For civilians, it is seen in war movies and media associated with the Corps, for Marines it is heard daily; “Oorah” has become a symbol of the USMC. This motivational cry is exchanged continuously among Marines and even veterans of the Corps as a sign of mutual respect for a fellow Marine. But where exactly does it come from?
These long-lasting military traditions are never easy to trace back to an exact beginning, and like the origin of the term G.I. and even Kilroy, “Oorah” is no different. Depending on who you ask, you will hear a different response on the origins of this expression.
One Marine, Staff Sgt. Hugo Monroy said “As far as I had been told, ‘Oorah simply means ‘let’s kill.'” But he also added that “As far as its origin, I really don’t know. I always assumed it was simply a Marine tradition that was passed down from Marine to Marine.”
Some say that “Oorah” is Turkish for kill, which it isn’t (öldürmek is kill in Turkish), while others assert that it is just a Marine take on the Army’s “Hooah.”
But according to historians backed up by the Marine Corps, there is a fairly certain time and place which saw the beginning of “Oorah.”
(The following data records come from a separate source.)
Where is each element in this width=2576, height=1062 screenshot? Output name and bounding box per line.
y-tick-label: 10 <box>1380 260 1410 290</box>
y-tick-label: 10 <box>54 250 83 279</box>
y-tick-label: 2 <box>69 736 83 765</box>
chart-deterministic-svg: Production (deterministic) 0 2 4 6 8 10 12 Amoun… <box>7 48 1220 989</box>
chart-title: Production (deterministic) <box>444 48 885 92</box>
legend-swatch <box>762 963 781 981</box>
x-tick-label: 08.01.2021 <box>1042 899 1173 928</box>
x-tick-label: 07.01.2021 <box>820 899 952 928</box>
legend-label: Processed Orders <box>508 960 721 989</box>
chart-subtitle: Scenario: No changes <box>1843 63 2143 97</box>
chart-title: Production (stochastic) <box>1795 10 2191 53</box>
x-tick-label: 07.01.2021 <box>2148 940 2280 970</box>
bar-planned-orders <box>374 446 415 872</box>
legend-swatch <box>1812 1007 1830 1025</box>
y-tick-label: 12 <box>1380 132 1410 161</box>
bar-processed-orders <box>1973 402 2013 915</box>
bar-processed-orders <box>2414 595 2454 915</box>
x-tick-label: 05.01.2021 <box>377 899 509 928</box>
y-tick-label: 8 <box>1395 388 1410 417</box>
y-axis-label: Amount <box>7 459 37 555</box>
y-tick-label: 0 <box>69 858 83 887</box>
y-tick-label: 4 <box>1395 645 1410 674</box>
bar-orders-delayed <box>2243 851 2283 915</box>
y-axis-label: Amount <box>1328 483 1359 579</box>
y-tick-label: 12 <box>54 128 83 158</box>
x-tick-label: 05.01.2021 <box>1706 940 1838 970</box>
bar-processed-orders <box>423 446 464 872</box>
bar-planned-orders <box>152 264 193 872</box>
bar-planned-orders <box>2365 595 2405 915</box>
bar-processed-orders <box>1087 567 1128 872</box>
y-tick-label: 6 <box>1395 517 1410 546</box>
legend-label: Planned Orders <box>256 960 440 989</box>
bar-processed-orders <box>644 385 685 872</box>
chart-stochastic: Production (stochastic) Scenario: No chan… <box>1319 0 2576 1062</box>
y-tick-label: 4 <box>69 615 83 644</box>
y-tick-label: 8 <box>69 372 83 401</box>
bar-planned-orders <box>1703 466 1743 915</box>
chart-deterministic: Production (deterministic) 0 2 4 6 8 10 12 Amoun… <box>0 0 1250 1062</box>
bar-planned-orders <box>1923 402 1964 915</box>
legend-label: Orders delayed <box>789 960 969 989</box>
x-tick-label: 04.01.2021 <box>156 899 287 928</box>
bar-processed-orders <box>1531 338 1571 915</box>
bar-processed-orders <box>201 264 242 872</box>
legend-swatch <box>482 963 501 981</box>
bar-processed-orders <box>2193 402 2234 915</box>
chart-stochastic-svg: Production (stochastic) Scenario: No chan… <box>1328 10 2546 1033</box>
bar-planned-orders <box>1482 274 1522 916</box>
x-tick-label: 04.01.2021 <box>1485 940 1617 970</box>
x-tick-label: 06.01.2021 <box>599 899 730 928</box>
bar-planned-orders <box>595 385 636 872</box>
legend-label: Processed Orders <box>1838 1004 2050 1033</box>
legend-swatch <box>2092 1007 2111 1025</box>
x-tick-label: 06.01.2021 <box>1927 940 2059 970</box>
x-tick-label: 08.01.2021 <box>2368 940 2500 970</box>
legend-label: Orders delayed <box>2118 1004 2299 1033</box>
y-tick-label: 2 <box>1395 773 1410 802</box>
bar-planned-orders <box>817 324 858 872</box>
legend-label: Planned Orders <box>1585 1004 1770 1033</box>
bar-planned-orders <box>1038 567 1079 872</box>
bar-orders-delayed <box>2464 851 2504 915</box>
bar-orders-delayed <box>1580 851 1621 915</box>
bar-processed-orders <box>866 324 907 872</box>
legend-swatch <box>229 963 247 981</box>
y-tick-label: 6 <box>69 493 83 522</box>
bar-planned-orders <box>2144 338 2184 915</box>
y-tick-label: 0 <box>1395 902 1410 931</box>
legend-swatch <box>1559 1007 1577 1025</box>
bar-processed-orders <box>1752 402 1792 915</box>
Unlike the two aforementioned examples of military traditions, “Oorah” is a relatively young one. If you were in the USMC before 1950 you would never have heard “Oorah.” This is because it likely started in the Korean War, which lasted from mid-1950 to mid-1953.
During this conflict Marines from the 1st Amphibious Reconnaissance Company often hitched a ride in a submarine to be covertly taken to their destination. When these submarines would dive, “dive, dive!” would be blasted over the intercom, accompanied by a klaxon alarm.
The klaxon alarm made the well-known “Aarugha” sound – you can probably see where this is going.
As the Marines on board would have heard this alarm, they began imitating the sound for use as a motivational cry during demanding physical tasks. Slowly, “Aarugha” evolved into “Oorah,” which has more punch to it and is easier to say.
By the 1980s and 1990s, the term was in widespread use, especially among drill instructors motivating their recruits.
The Marine Corps themselves subscribe to this version, and it is found in the official Marine Corps Training Reference Manual in a section titled “Aarugha.”
From a simple dive alarm came one of the Marine Corps’ most symbolic and youngest traditions.
Aulton Kohn, the Parris Island Museum information receptionist said “It is the traditions, the history, that makes Marines stand out.” Adding that “The stories passed from drill instructor to recruit, and from Marine to Marine, they add the color to the Corps.”